Sunday, June 24, 2012

6-22-12 Ashcroft Ghost Town

After breakfast, the four of us left the dogs with Mom and Dad and went to check out the nearby ghost town of Ashcroft which is just 17 miles from our camp.


 Colorado 1880, Crazy Culver set out with his friend W.F. Coxhead from Leadville to make their fortune finding a new silver stake in the pristine Castle Creek valley.  23 more prospectors soon joined them in the place they named Castle Forks City and shortly after there were 97 men who formed the Miner's Protective Association. In 1883 the camp had been renamed Ashcroft and boasted a population of 2000, two newspapers, a school, a sawmill, and 20 saloons.

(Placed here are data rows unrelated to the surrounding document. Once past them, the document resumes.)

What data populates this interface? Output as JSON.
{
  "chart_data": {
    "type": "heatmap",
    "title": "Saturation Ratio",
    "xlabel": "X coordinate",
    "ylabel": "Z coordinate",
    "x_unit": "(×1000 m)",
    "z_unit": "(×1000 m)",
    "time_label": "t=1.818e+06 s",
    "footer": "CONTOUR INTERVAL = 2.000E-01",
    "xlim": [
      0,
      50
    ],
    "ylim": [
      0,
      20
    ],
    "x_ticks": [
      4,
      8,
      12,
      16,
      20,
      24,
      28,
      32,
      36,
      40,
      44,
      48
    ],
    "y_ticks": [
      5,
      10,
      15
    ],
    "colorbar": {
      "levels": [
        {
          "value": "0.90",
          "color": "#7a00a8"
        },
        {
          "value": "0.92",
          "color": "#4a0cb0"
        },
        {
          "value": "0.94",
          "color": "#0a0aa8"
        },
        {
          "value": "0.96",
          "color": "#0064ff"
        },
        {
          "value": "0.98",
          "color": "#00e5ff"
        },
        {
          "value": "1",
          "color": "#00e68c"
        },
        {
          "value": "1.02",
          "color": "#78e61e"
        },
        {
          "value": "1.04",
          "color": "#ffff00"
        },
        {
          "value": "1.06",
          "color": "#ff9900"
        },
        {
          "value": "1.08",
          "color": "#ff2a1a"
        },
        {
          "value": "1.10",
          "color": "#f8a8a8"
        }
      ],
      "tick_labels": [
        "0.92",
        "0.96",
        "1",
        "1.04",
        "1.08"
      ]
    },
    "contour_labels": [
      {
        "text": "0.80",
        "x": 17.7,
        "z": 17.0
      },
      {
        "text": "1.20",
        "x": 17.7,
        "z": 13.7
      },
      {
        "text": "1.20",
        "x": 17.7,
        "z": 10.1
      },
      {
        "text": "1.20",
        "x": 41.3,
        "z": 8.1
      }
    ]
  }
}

But two years later, the shallow vein of silver had dried up, the prospectors moved on to Aspen strikes, and only 100 people remained. Fifteen years after that, just a handful of men still lived there, spending their days hunting, fishing, reading and drinking at the lone bar. The bar owner often traded drinks for stories and was the main place to find the sporadic work that might be available in the area. The last original resident Judge Jack Leahy died in 1939.

Ashcroft had a chance at revival in 1939 when Ted Ryan and Billy Fiske, of the gold medal winter Olympic bobsled team built a lodge nearby and planned a resort with tramway up to Mount Hayden. But World War II intervened and Fiske was killed in action. Ryan leased the property to the 10th Mountain Army division to train, and then deeded the site to the Forest Service after the war.





























                   











































We got back to camp for lunch and a nap before the world caved in, which brings you back to this story.